Now, can you tell which element has the highest electron affinity in the periodic table?

Yes, Chlorine.

Further Electron Affinity Examples

Let us explore examples of some elements along with their electron affinity values to appreciate the differences in their behaviour.

Chlorine- Halogen- Group 17

\[ Cl_{(g)} + e^- = Cl^-_{(g)} \qquad \Delta H^\circ = -349 \space kJmol^-1 \]

Sodium- Alkali metal- Group 1

\[ Na_{(g)} + e^- = Na^-_{(g)} \qquad \Delta H^\circ = 52.8 \space kJmol^-1 \]

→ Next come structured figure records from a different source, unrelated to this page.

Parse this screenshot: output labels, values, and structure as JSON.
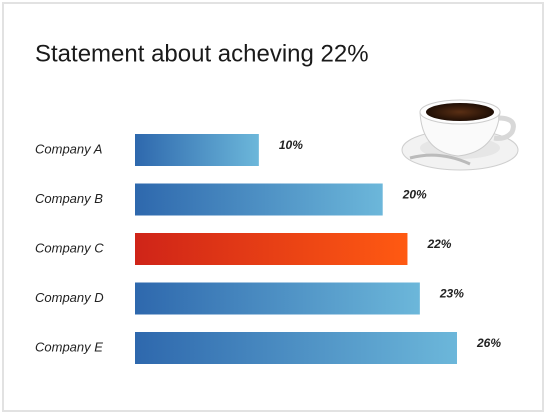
{
  "chart_data": {
    "type": "bar",
    "orientation": "horizontal",
    "title": "Statement about acheving 22%",
    "categories": [
      "Company A",
      "Company B",
      "Company C",
      "Company D",
      "Company E"
    ],
    "values": [
      10,
      20,
      22,
      23,
      26
    ],
    "value_labels": [
      "10%",
      "20%",
      "22%",
      "23%",
      "26%"
    ],
    "colors": [
      [
        "#2e68ad",
        "#6cb7da"
      ],
      [
        "#2e68ad",
        "#6cb7da"
      ],
      [
        "#cf2418",
        "#ff5a12"
      ],
      [
        "#2e68ad",
        "#6cb7da"
      ],
      [
        "#2e68ad",
        "#6cb7da"
      ]
    ]
  }
}
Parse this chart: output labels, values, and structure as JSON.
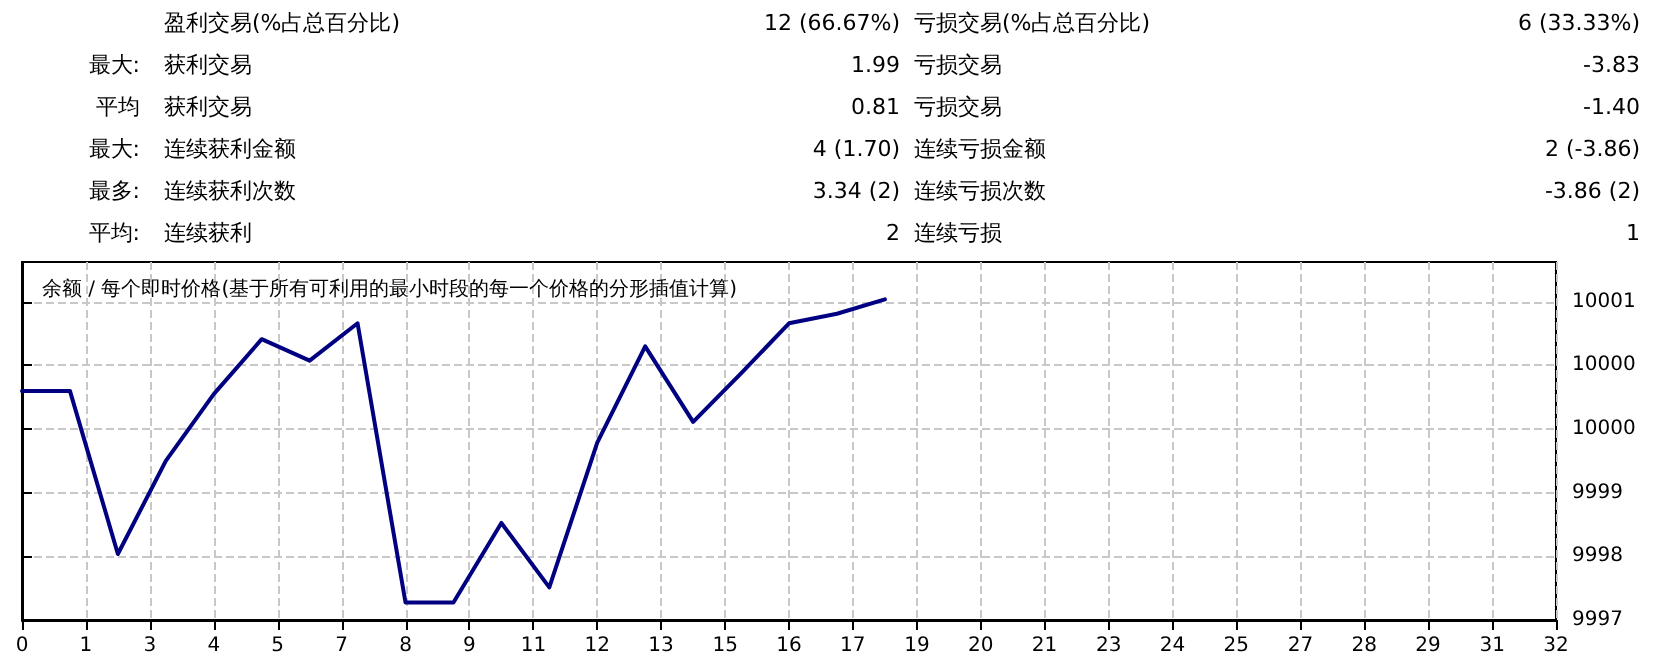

Beryllium- Alkaline earth metal- Group 2

\[ Be_{(g)} + e^- = Be^-_{(g)} \qquad \Delta H^\circ = 0 \space kJmol^-1 \]

Neon- Noble gas- Group 0

\[ Ne_{(g)} + e^- = \qquad \Delta H^\circ = 0 \space kJmol^-1 \]

Observe that we took different elements from different groups. This is to compare and explain how different the electron affinity values are from each other across different groups. Also, the nature and physical characteristics of each element are different which can also form the basis for explaining why the electron affinity of a certain element is low or high.

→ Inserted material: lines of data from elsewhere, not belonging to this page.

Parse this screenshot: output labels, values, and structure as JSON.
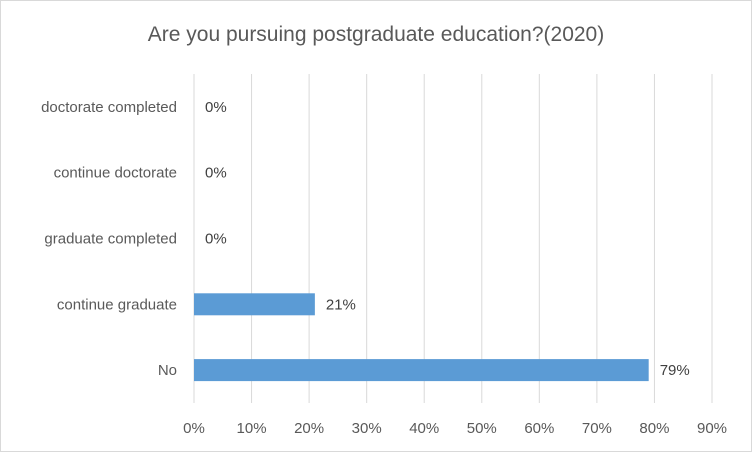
{
  "chart_data": {
    "type": "bar",
    "orientation": "horizontal",
    "title": "Are you pursuing postgraduate education?(2020)",
    "categories": [
      "doctorate completed",
      "continue doctorate",
      "graduate completed",
      "continue graduate",
      "No"
    ],
    "values": [
      0,
      0,
      0,
      21,
      79
    ],
    "data_labels": [
      "0%",
      "0%",
      "0%",
      "21%",
      "79%"
    ],
    "x_ticks": [
      "0%",
      "10%",
      "20%",
      "30%",
      "40%",
      "50%",
      "60%",
      "70%",
      "80%",
      "90%"
    ],
    "xlim": [
      0,
      90
    ],
    "grid": true,
    "legend": "none",
    "bar_color": "#5b9bd5",
    "grid_color": "#d9d9d9"
  }
}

Let us revisit the questions we asked in the Electron affinity definition part of this article.

1. Are you adding an electron to the neutral atom or to a negative ion (anion)?

• In all the examples, we considered neutral atoms. So, this is the first electron affinity we are referring to.

2. Are you adding an electron to a metal or a non-metal?

• Chlorine is a non-metal, eager to accept electrons. Therefore, the electron affinity (EA) value is high and negative which accounts for the release of energy.
• On the other hand, Sodium and Be are metals. While it is quite a struggle to insert an electron in sodium, it is nearly impossible to do so with Be (zero EA). The anions formed will be extremely unstable. Therefore, the values represent that EA is endothermic for both of these metals.
• Coming to Neon is a noble gas. Well, it is completely satisfied with a complete valence shell of electrons, and hence no vacant seat. Therefore, for all the noble gases, the EA values are zero.

3. Is the atom happy to accept the electron or are you forcing an electron into it while it is reluctant?

• Chlorine is happy to accept the electron, but we have to forcibly add an electron to all the others. Hence, Chlorine is the element with the highest EA not just among the others in the list, but in the entire periodic table.

Electron Affinity vs. Electronegativity

In physical chemistry, these two terms electronegativity and electron affinity come up a lot and sometimes are used in similar contexts. So, what do they mean, and what is their difference?

We know from previous sections in this article, electron affinity refers to the quantified energy released upon the addition of an electron to a gaseous atom.

On the other hand, electronegativity refers to the tendency of elements to attract and hold on to electrons. The main difference is that electronegativity refers to how the elements act how in bonded molecules, and how much of the bonded shared electrons can they hold on to. Electron affinity refers to the ability of elements to release energy, thus showing the ease and spontaneity, of adding an extra electron to the sole atom.

Another difference is that electronegativity is a value from 0 to 4.0, while electron affinity is a defined thermodynamic constant for each element in kJ per mole.

In this article, you should have understood the general concept of electron affinity and its trends. This topic might come up everywhere you look actually, and energetically these concepts will be useful to have a good grasp over.